Cuomo Said Set To Revive 1980 New York Medical Marijuana Law

City Council to host public hearing Monday on creating regulations

NEW YORK:  Governor Andrew Cuomo is planning to revive a 1980 medical-marijuana law to allow some New York hospitals to make use of the drug for patients with cancer, glaucoma and other illnesses.

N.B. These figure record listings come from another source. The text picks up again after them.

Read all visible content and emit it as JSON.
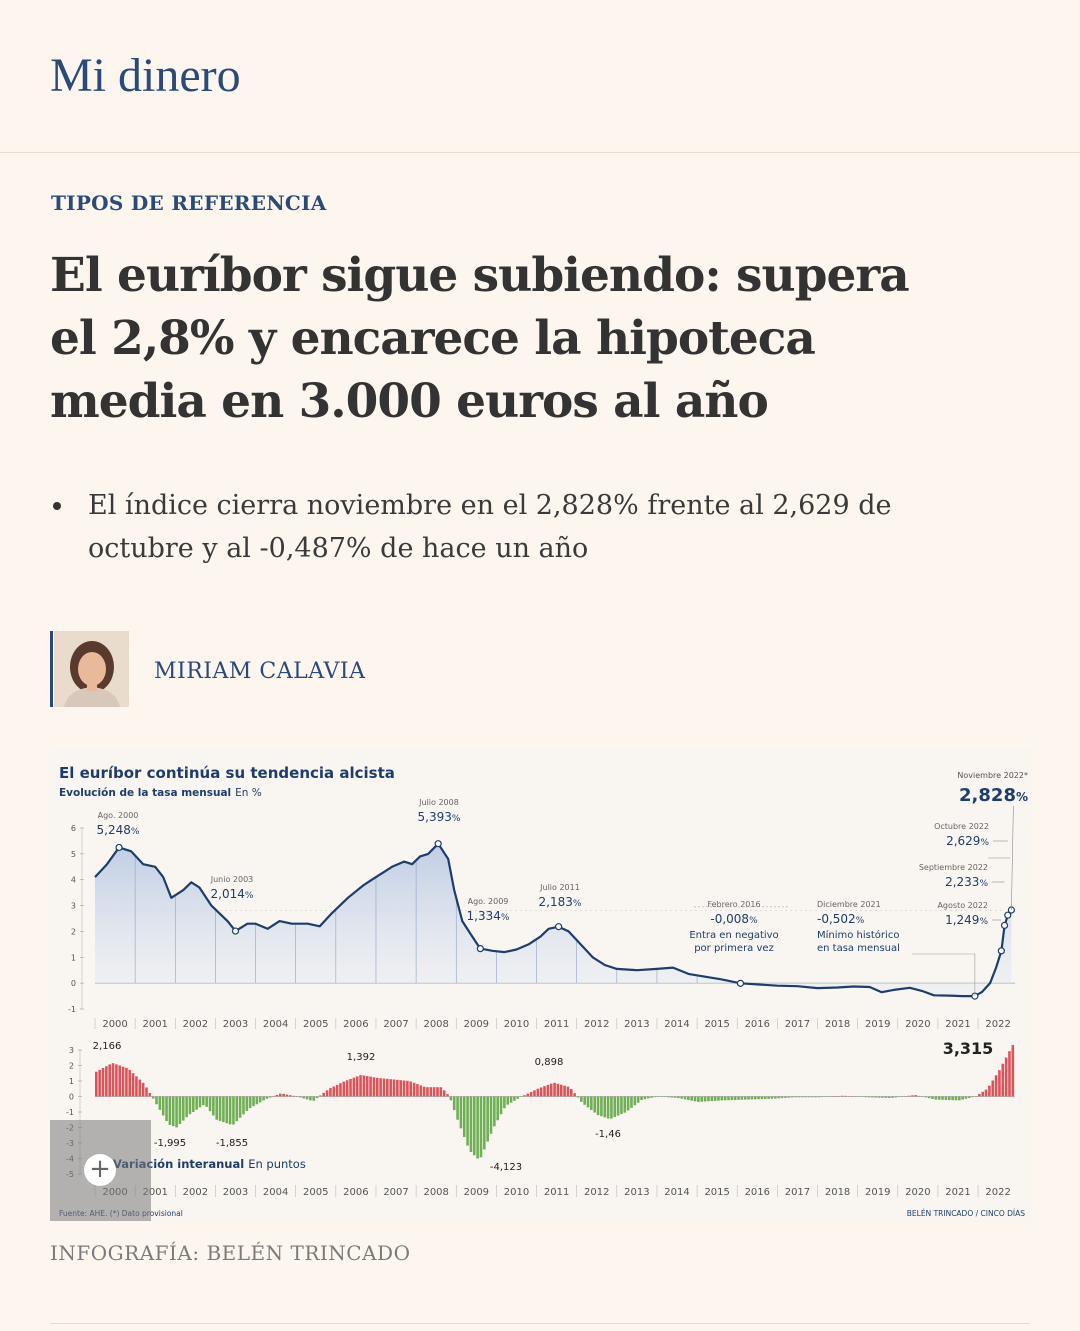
{
  "section": {
    "name": "Mi dinero"
  },
  "article": {
    "kicker": "TIPOS DE REFERENCIA",
    "headline": "El euríbor sigue subiendo: supera el 2,8% y encarece la hipoteca media en 3.000 euros al año",
    "summary": [
      "El índice cierra noviembre en el 2,828% frente al 2,629 de octubre y al -0,487% de hace un año"
    ],
    "author": {
      "name": "MIRIAM CALAVIA"
    },
    "credit": "INFOGRAFÍA: BELÉN TRINCADO"
  },
  "graphic": {
    "title": "El euríbor continúa su tendencia alcista",
    "subtitle_bold": "Evolución de la tasa mensual",
    "subtitle_unit": "En %",
    "lower_subtitle_bold": "Variación interanual",
    "lower_subtitle_unit": "En puntos",
    "source": "Fuente: AHE. (*) Dato provisional",
    "byline": "BELÉN TRINCADO / CINCO DÍAS",
    "expand_icon": "plus-icon"
  },
  "chart_data": [
    {
      "type": "area",
      "title": "El euríbor continúa su tendencia alcista",
      "ylabel": "Evolución de la tasa mensual En %",
      "ylim": [
        -1,
        6
      ],
      "yticks": [
        -1,
        0,
        1,
        2,
        3,
        4,
        5,
        6
      ],
      "categories": [
        "2000",
        "2001",
        "2002",
        "2003",
        "2004",
        "2005",
        "2006",
        "2007",
        "2008",
        "2009",
        "2010",
        "2011",
        "2012",
        "2013",
        "2014",
        "2015",
        "2016",
        "2017",
        "2018",
        "2019",
        "2020",
        "2021",
        "2022"
      ],
      "series": [
        {
          "points": [
            [
              2000.0,
              4.1
            ],
            [
              2000.3,
              4.6
            ],
            [
              2000.6,
              5.248
            ],
            [
              2000.9,
              5.1
            ],
            [
              2001.2,
              4.6
            ],
            [
              2001.5,
              4.5
            ],
            [
              2001.7,
              4.1
            ],
            [
              2001.9,
              3.3
            ],
            [
              2002.2,
              3.6
            ],
            [
              2002.4,
              3.9
            ],
            [
              2002.6,
              3.7
            ],
            [
              2002.9,
              3.0
            ],
            [
              2003.1,
              2.7
            ],
            [
              2003.3,
              2.4
            ],
            [
              2003.5,
              2.014
            ],
            [
              2003.8,
              2.3
            ],
            [
              2004.0,
              2.3
            ],
            [
              2004.3,
              2.1
            ],
            [
              2004.6,
              2.4
            ],
            [
              2004.9,
              2.3
            ],
            [
              2005.3,
              2.3
            ],
            [
              2005.6,
              2.2
            ],
            [
              2005.9,
              2.7
            ],
            [
              2006.3,
              3.3
            ],
            [
              2006.7,
              3.8
            ],
            [
              2007.0,
              4.1
            ],
            [
              2007.4,
              4.5
            ],
            [
              2007.7,
              4.7
            ],
            [
              2007.9,
              4.6
            ],
            [
              2008.1,
              4.9
            ],
            [
              2008.3,
              5.0
            ],
            [
              2008.55,
              5.393
            ],
            [
              2008.8,
              4.8
            ],
            [
              2008.95,
              3.6
            ],
            [
              2009.15,
              2.4
            ],
            [
              2009.4,
              1.8
            ],
            [
              2009.6,
              1.334
            ],
            [
              2009.9,
              1.25
            ],
            [
              2010.2,
              1.2
            ],
            [
              2010.5,
              1.3
            ],
            [
              2010.8,
              1.5
            ],
            [
              2011.1,
              1.8
            ],
            [
              2011.3,
              2.1
            ],
            [
              2011.55,
              2.183
            ],
            [
              2011.8,
              2.0
            ],
            [
              2012.1,
              1.5
            ],
            [
              2012.4,
              1.0
            ],
            [
              2012.7,
              0.7
            ],
            [
              2013.0,
              0.55
            ],
            [
              2013.5,
              0.5
            ],
            [
              2014.0,
              0.55
            ],
            [
              2014.4,
              0.6
            ],
            [
              2014.8,
              0.35
            ],
            [
              2015.2,
              0.25
            ],
            [
              2015.6,
              0.15
            ],
            [
              2016.08,
              -0.008
            ],
            [
              2016.5,
              -0.05
            ],
            [
              2017.0,
              -0.1
            ],
            [
              2017.5,
              -0.12
            ],
            [
              2018.0,
              -0.19
            ],
            [
              2018.5,
              -0.17
            ],
            [
              2018.9,
              -0.13
            ],
            [
              2019.3,
              -0.15
            ],
            [
              2019.6,
              -0.35
            ],
            [
              2019.9,
              -0.26
            ],
            [
              2020.3,
              -0.18
            ],
            [
              2020.6,
              -0.3
            ],
            [
              2020.9,
              -0.47
            ],
            [
              2021.3,
              -0.48
            ],
            [
              2021.6,
              -0.5
            ],
            [
              2021.92,
              -0.502
            ],
            [
              2022.1,
              -0.34
            ],
            [
              2022.3,
              0.0
            ],
            [
              2022.45,
              0.6
            ],
            [
              2022.58,
              1.249
            ],
            [
              2022.66,
              2.233
            ],
            [
              2022.74,
              2.629
            ],
            [
              2022.83,
              2.828
            ]
          ]
        }
      ],
      "annotations": [
        {
          "label": "Ago. 2000",
          "value": "5,248"
        },
        {
          "label": "Junio 2003",
          "value": "2,014"
        },
        {
          "label": "Julio 2008",
          "value": "5,393"
        },
        {
          "label": "Ago. 2009",
          "value": "1,334"
        },
        {
          "label": "Julio 2011",
          "value": "2,183"
        },
        {
          "label": "Febrero 2016",
          "value": "-0,008",
          "note": [
            "Entra en negativo",
            "por primera vez"
          ]
        },
        {
          "label": "Diciembre 2021",
          "value": "-0,502",
          "note": [
            "Mínimo histórico",
            "en tasa mensual"
          ]
        },
        {
          "label": "Agosto 2022",
          "value": "1,249"
        },
        {
          "label": "Septiembre 2022",
          "value": "2,233"
        },
        {
          "label": "Octubre 2022",
          "value": "2,629"
        },
        {
          "label": "Noviembre 2022*",
          "value": "2,828"
        }
      ],
      "percent_sign": "%"
    },
    {
      "type": "bar",
      "ylabel": "Variación interanual En puntos",
      "ylim": [
        -5,
        3
      ],
      "yticks": [
        -5,
        -4,
        -3,
        -2,
        -1,
        0,
        1,
        2,
        3
      ],
      "categories": [
        "2000",
        "2001",
        "2002",
        "2003",
        "2004",
        "2005",
        "2006",
        "2007",
        "2008",
        "2009",
        "2010",
        "2011",
        "2012",
        "2013",
        "2014",
        "2015",
        "2016",
        "2017",
        "2018",
        "2019",
        "2020",
        "2021",
        "2022"
      ],
      "series": [
        {
          "points": [
            [
              2000.0,
              1.6
            ],
            [
              2000.4,
              2.166
            ],
            [
              2000.8,
              1.8
            ],
            [
              2001.2,
              0.8
            ],
            [
              2001.5,
              -0.5
            ],
            [
              2001.8,
              -1.8
            ],
            [
              2002.0,
              -1.995
            ],
            [
              2002.3,
              -1.2
            ],
            [
              2002.7,
              -0.5
            ],
            [
              2003.0,
              -1.5
            ],
            [
              2003.4,
              -1.855
            ],
            [
              2003.8,
              -0.8
            ],
            [
              2004.2,
              -0.2
            ],
            [
              2004.6,
              0.2
            ],
            [
              2005.0,
              0.0
            ],
            [
              2005.4,
              -0.3
            ],
            [
              2005.8,
              0.5
            ],
            [
              2006.2,
              1.0
            ],
            [
              2006.6,
              1.392
            ],
            [
              2007.0,
              1.2
            ],
            [
              2007.4,
              1.1
            ],
            [
              2007.8,
              1.0
            ],
            [
              2008.2,
              0.6
            ],
            [
              2008.6,
              0.6
            ],
            [
              2008.8,
              0.0
            ],
            [
              2009.0,
              -1.5
            ],
            [
              2009.3,
              -3.5
            ],
            [
              2009.55,
              -4.123
            ],
            [
              2009.9,
              -2.0
            ],
            [
              2010.2,
              -0.6
            ],
            [
              2010.6,
              0.0
            ],
            [
              2011.0,
              0.5
            ],
            [
              2011.4,
              0.898
            ],
            [
              2011.8,
              0.6
            ],
            [
              2012.1,
              -0.4
            ],
            [
              2012.5,
              -1.2
            ],
            [
              2012.8,
              -1.46
            ],
            [
              2013.2,
              -1.0
            ],
            [
              2013.6,
              -0.2
            ],
            [
              2014.0,
              0.0
            ],
            [
              2014.5,
              -0.1
            ],
            [
              2015.0,
              -0.35
            ],
            [
              2015.6,
              -0.25
            ],
            [
              2016.2,
              -0.2
            ],
            [
              2016.8,
              -0.15
            ],
            [
              2017.4,
              -0.05
            ],
            [
              2018.0,
              -0.05
            ],
            [
              2018.6,
              0.05
            ],
            [
              2019.2,
              -0.05
            ],
            [
              2019.8,
              -0.1
            ],
            [
              2020.4,
              0.1
            ],
            [
              2020.9,
              -0.2
            ],
            [
              2021.5,
              -0.25
            ],
            [
              2021.9,
              0.0
            ],
            [
              2022.2,
              0.5
            ],
            [
              2022.5,
              1.7
            ],
            [
              2022.83,
              3.315
            ]
          ]
        }
      ],
      "annotations": [
        {
          "value": "2,166"
        },
        {
          "value": "-1,995"
        },
        {
          "value": "-1,855"
        },
        {
          "value": "1,392"
        },
        {
          "value": "-4,123"
        },
        {
          "value": "0,898"
        },
        {
          "value": "-1,46"
        },
        {
          "value": "3,315"
        }
      ],
      "colors": {
        "positive": "#d7373f",
        "negative": "#58a33a"
      }
    }
  ]
}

Cuomo, a Democrat, is expected to make the announcement in his Jan. 8 State of the State address, a person familiar with the speech said. The governor plans to use his executive authority to bypass the legislature where medical marijuana bills passed by the assembly have died in the Republican-controlled Senate.

New York, the third-most-populous state, would join 20 states from California to Massachusetts that allow medical marijuana use, bucking federal law, which still classifies pot as an illegal substance. Cuomo’s decision would fall short of legalizing marijuana entirely, as in Colorado and Washington. Until now, Cuomo has opposed medical marijuana.

“This is a huge turning point,” said Gabriel Sayegh, New York State Director of the Drug Policy Alliance, who was briefed by the Cuomo administration on the plan yesterday. “One of the most powerful and prominent governors in the country not only changed his mind, but has also said he’s not going to wait around for the Senate to act.”